Nomor 21 Rama dan Zack

182 172 0
                                    

"Cheers!"

Dentingan gelas berhasil menyemarakkan pesta yang diusung oleh ayah dan ibu Syahdan di rumah mereka. Kedua orang tua itu tampak ingin merayakan kemenangan Syahdan untuk kesekian kalinya di olimpiade. Orang tua mana yang tak bangga, apalagi Syahdan sudah pernah bertemu dengan presiden karena kepintarannya. Jadi, wajar jika mereka ingin memberikan pesta bagi Syahdan dan dihadiri oleh orang terdekat.

Syahdan yang menjadi pusat acara tengah duduk bersama kedua orang tuanya. Mereka tengah berbincang dengan tamu istimewa yang langsung diundang oleh ayahnya, seorang utusan dari kedutaan.

Lanita yang turut diundang hadir bersama Rama. Gadis itu mengenakan dress selutut berwarna biru toska dan sepatu putih. Rambutnya digerai dan diberi jepit pita di sebelah kiri. Sedangkan Rama mengenakan kemeja coklat dengan celana panjang hitam. Kakinya terbalut sneakers putih.

Lanita menatap semua tamu yang datang, mereka rata-rata memakai pakaian ternama dan brand terkenal. Dari atas sampai bawah, Lanita seperti melihat uang berjalan. Mengenal keluarga Helderman, rupanya memperkenalkan Lanita pada keberadaan salah satu crazy rich di kota tempat ia tinggal. Tak dipungkiri bahwa orang-orang kaya punya sejuta cara untuk memperkenalkan dirinya. Lanita melihat tubuhnya sendiri dari bawah ke atas.

Sepatu Lanita dibeli saat ia masuk sekolah. Terhitung sudah 2 tahun. Ada lecet sedikit dan tanda menguning. Dress Lanita itu dibeli di pasar thrift. Brand yang melekat di bajunya memang terkenal, tapi karena ini barang lama, Lanita jadi sedikit segan. Total bila dirupiahkan Lanita tidak seperti uang kertas berjalan, tapi uang koin.

"Awas!" Tubuh Lanita ditarik ke samping, menabrak dada bidang berbalut kemeja coklat.

Seorang pelayan yang membawa baki minuman melenggang pergi.

"Ngelamunin apa sih?" tanya Rama sembari menjauhkan badannya dari Lanita.

Lanita meringis. "Gue malu datang di sini. Mereka orang-orang kaya semua. Gue pulang aja, ya?"

"Memang kenapa kalo orang kaya?"

"Ya minder aja gue."

Rama tersenyum dan mengacak lembut rambut Lanita. "Jangan liat ke atas, tapi ke bawah. Bersyukur lo masih bisa punya baju, makan enak, tinggal di rumah, dan dikelilingin sama orang baik. Nggak perlu mahal, yang penting ada itu cukup. Jadi apa adanya aja."

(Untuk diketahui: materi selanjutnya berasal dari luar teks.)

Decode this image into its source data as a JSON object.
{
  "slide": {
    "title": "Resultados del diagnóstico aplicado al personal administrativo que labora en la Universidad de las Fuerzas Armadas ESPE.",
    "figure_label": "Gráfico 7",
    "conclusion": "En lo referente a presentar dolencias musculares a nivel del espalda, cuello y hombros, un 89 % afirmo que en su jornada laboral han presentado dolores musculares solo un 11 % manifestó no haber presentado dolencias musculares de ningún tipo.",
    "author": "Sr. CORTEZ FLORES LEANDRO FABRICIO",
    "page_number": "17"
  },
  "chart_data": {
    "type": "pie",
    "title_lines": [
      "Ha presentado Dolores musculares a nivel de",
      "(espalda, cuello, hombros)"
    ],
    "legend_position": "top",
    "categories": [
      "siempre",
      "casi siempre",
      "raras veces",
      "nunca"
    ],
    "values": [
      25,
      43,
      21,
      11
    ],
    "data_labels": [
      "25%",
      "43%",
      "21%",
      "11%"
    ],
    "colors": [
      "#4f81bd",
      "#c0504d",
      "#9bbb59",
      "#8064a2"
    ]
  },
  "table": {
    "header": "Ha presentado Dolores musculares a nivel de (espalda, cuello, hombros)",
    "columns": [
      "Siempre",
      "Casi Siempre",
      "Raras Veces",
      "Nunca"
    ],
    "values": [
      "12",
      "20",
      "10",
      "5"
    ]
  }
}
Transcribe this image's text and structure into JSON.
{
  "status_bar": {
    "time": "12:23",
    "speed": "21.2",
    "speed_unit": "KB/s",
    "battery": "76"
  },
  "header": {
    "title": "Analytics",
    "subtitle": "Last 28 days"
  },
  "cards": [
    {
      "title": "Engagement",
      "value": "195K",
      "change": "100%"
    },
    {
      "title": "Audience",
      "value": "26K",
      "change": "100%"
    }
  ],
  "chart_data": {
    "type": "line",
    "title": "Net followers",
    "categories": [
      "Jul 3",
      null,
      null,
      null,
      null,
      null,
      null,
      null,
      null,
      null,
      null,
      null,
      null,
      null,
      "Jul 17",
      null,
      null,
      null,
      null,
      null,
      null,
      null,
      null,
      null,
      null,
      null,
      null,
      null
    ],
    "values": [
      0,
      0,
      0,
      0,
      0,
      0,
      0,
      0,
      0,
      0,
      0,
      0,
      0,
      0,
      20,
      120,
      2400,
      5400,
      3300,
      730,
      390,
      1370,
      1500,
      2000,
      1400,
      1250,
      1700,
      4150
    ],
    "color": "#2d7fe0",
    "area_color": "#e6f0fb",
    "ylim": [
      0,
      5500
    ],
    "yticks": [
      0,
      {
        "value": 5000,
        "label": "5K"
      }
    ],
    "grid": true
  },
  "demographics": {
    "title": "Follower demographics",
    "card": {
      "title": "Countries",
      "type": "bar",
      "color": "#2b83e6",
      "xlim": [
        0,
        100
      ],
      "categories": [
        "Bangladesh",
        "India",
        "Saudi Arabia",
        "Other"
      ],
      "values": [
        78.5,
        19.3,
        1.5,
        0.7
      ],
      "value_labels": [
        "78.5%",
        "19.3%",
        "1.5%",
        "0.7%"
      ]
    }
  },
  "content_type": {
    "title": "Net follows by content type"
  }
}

"Apa adanya itu kek gimana?"

"Diri lo sendiri."

"Tapi gue suka mikir kalo orang lain nilai gue jelek banget."

Rama mengajak Lanita melangkah ke dalam pesta. "Ya udah pikirin aja orang lain, biar gue yang mikirin lo."

Kaki Lanita langsung loyo seketika, tak bertenaga.

Rama berhenti di satu spot dan duduk bersama Sandi dan Tora yang pada hari ini mengajak seseorang.

"Oh pantesan nggak mau sama-sama. Taunya sama Lanita," sindir Sandi sembari menenggak jus anggur.

"Biarin kali, San. Mereka lagi PDKT." Tora berbisik, tapi suaranya malah kedengaran oleh Rama dan Lanita yang duduk di sebelah Sandi.

"Syahdan mana?" Rama mencoba mengalihkan pembicaraan.

"Lagi sama emak bapaknya." Sandi berkata ketus lagi.

"Lo kenapa sih?"

"Nggak papa."

Tora terkekeh. Tiba-tiba ponsel Rama, Sandi, Tora sama-sama berdenting menandakan ada pesan masuk. Mereka saling bertatapan.

Tora duluan menoleh pada gadis di sebelahnya. "Sar, bisa ambilin gue sosis bakar."